Blending wholly disparate genres -- rock and ice -- of our riding careers turned out to be less exciting than expected. Sure was pretty tho.
Eventually the wash opened onto a debris fan, across which ran a track that dead-ended at mining detritus above a translucent river. We thrashed through a bit of willow and tamarisk to find waters edge, then enjoyed late afternoon sun while transforming to aquatic mode.
Low angle sun was delicious for precisely one bend of the river, at which point the current oozed us into shade and it was hard to think about anything other than finding a spot to call home for the night.

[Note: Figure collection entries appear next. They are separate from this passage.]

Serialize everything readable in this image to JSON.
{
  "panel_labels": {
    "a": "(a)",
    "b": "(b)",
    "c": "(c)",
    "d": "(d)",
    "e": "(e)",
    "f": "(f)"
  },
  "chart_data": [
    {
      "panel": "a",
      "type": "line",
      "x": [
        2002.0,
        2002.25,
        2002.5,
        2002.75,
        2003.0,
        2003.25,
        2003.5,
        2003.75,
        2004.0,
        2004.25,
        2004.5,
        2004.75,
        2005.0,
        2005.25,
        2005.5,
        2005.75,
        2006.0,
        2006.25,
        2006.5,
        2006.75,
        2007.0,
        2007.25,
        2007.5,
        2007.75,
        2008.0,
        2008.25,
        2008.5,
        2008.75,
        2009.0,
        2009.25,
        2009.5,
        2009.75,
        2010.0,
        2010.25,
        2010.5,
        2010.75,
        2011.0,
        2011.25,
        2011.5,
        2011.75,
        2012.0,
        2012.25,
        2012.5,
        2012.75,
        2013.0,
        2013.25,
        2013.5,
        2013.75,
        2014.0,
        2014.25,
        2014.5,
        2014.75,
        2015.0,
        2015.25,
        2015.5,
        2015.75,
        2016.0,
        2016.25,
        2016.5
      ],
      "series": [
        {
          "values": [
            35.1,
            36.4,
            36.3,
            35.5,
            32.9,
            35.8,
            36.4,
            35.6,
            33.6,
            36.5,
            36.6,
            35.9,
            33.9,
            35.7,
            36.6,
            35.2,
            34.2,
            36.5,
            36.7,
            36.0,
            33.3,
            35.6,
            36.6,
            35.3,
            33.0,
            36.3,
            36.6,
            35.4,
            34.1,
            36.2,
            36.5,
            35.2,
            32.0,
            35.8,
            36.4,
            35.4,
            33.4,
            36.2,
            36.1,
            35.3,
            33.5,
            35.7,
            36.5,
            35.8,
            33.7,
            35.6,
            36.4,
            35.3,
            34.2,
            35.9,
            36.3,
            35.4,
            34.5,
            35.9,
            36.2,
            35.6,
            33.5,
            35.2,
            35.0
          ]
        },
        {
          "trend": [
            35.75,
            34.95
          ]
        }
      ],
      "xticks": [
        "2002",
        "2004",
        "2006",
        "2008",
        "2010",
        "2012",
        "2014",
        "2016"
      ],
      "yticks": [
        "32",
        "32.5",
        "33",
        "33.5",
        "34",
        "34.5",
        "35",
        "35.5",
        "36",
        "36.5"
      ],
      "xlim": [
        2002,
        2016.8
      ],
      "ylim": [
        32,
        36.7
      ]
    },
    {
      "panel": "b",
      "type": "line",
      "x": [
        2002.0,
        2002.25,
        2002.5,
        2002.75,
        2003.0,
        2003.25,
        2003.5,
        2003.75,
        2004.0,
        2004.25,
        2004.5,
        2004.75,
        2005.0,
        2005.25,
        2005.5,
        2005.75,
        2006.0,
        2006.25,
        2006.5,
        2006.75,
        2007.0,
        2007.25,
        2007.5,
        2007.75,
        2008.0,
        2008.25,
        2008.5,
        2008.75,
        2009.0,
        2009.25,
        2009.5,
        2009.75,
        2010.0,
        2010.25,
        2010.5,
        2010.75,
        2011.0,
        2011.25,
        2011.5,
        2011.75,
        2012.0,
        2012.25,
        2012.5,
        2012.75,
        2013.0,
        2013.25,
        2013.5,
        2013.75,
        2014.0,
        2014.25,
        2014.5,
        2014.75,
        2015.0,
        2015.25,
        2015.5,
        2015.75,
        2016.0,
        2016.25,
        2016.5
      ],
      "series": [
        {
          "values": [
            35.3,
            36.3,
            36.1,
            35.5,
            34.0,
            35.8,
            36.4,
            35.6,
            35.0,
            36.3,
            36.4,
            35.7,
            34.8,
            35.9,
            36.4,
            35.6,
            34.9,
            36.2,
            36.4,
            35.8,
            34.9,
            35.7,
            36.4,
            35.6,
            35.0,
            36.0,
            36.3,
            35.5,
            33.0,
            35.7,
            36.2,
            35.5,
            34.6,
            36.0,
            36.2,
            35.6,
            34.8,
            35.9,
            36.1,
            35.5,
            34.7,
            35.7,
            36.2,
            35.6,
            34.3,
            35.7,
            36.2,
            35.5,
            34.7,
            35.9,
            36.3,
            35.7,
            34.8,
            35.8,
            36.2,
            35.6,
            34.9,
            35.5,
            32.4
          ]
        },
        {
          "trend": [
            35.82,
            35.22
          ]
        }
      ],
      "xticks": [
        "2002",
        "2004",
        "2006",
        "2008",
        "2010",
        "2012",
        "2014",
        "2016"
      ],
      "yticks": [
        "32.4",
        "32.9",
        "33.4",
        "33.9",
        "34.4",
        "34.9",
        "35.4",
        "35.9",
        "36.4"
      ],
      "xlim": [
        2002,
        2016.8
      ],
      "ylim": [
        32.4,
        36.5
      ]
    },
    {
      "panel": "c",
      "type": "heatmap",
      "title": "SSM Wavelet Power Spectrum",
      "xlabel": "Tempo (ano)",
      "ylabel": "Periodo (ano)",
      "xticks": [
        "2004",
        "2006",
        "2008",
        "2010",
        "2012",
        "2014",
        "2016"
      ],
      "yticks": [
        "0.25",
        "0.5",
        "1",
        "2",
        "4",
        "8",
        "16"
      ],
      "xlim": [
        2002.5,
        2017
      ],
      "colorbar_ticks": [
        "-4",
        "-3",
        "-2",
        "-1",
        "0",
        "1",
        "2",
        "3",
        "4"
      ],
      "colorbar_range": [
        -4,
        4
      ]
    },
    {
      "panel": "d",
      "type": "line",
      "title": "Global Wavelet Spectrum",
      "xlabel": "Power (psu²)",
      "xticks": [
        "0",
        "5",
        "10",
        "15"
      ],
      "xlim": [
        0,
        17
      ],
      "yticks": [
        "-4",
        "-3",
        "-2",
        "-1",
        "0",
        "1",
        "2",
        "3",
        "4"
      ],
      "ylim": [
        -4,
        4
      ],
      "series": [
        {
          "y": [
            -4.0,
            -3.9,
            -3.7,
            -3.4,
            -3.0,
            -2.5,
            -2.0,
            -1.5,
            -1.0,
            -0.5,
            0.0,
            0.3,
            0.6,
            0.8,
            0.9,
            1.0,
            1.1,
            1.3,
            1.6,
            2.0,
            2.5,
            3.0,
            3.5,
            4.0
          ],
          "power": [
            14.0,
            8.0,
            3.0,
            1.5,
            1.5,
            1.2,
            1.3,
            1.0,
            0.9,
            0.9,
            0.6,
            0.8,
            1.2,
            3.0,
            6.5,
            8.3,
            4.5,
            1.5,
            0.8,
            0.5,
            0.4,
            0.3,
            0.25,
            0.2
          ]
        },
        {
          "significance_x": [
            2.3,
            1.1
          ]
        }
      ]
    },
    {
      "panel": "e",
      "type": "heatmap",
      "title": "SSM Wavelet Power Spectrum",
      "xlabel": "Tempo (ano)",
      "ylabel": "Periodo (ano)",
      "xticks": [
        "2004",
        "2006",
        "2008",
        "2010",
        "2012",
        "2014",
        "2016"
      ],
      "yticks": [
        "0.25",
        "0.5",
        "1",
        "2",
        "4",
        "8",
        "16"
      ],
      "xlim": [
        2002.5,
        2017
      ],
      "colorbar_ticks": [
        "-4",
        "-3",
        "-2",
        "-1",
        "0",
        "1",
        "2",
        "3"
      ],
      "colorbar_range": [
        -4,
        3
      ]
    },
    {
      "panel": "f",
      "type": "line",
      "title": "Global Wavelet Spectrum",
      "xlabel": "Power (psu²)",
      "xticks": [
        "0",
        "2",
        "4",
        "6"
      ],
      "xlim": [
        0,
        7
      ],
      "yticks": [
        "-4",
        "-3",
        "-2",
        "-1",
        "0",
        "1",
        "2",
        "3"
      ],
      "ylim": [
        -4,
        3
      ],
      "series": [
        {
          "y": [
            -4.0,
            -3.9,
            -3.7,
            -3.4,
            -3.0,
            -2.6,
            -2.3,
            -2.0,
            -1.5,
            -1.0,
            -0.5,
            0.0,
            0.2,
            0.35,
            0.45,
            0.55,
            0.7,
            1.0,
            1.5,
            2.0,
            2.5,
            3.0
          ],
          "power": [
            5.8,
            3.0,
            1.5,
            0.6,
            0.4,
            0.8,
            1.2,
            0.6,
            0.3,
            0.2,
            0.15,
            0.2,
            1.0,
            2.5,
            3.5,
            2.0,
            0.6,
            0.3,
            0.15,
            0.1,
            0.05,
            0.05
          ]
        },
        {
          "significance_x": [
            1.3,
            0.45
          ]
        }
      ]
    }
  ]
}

One bend later that spot presented itself. I'm the guy that always wants to go one bend further, to cover miles now that won't then need to be covered in the morning. Pete's frozen hands insisted that this spot would do just fine.
We fed the fire with tamarisk as though the supply was limitless. Partly because the night was cold, and even once dinner was eaten and chores were done it was but 7PM -- way too early for sleep.
But also because it *is* limitless, as far as I'm concerned...
My self-employed status keeps me up late (by Pete's standards) most every night, while Pete's job as educator has him up obscenely early (by, um, any measure) most mornings. He was up, breakfasted, had taken pics and video, reviewed them, shot more, reviewed those, then had largely packed up while waiting for the sun to reappear. And for me to awaken.
It was the crashing together of plates of grease ice mere feet from my head that ultimately got me up.
I'd guesstimated that direct sun would find us by 8, and was surprised when I rolled out of bed that it still hadn't. I set about boiling water for breakfast and treating more for the day before I caught on that the sun wasn't going to touch this beach all day -- and maybe not for a few more months. That was interesting, but the news of the morning was that I'd somehow not rolled out of bed until 10AM.
Knowing that we'd just burned ~2 hours of precious daylight on a day where we had zero to spare, I apologized profusely to Pete while hurriedly heaving gear into a pile. He wandered up canyon to find some sun while I finished packing, then we shoved off into the slush.
I carried more insulation than Pete -- both the subcutaneous kind as well as the puffy sort -- and as such the temp seemed nice and I felt relaxed through most of the day. Pete spent the day chilled, with downright cold hands and feet, which manifested in him paddling faster, often to tag a tiny sunspot on the other side of the river before drifting back into shade, only to cut across the next bend in search of yet more warmth. As we paddled -- he with purpose and I with none -- we ogled heron and eagle, flicker and raven, all beneath a cerulean sky framed by sandstone walls. I detected not a breath of wind all day.
I know my Canadian and Alaskan friends will look at these pics and read the next sentence and roll their eyes -- and they have some right to. But the days are so short now that you can transit from mid-morning to late afternoon in the time it takes to round a bend of the river. Suddenly we were feeling the miles left to paddle, and ride, not to mention a healthy drive home still looming. We were moving as best we could, but the speed of the river is what it is -- we have no say in the matter.
The sun dipped below the rim minutes before our takeout appeared. Neither of us had been here before so the ideal spot was somewhat open to interpretation. We both know, now, that five minutes more on the river would have saved us ~45 minutes of dealing with mud, willows, crumbling banks, more willows, and cliffing ourselves out within sight of our trail. We know that now.
But in that moment getting out ASAP seemed the smart thing to do, and led to one of us (raises hand) falling knee deep into the river, almost losing a paddle in the ensuing flail, then both of us thrashing through over-the-head brush (Pete took a stick to the brain -- straight up his nose) before delicately passing bikes down the aforementioned cliff, only to then clamber through a ravine and finally onto the trail.
Whence finally we could pedal again we took stock of what remained: 20 miles -- all uphill and in the dark -- might have seemed uninviting to most at this juncture. My flash-frozen shoes made me grateful for it, and with Pete's company and what-me-worry attitude we unwound them without really noticing. I was off once or twice to walk warmth back into my feet, but those instances coincided with steep bits of road so I'm not sure any time was lost.
In the end we covered a seemingly inconsequential chunk of terrain in our brief time out. Yet most of it was new to us, and the things we saw, did, and learned there made it seem like more somehow.
It almost always feels like that, doesn't it?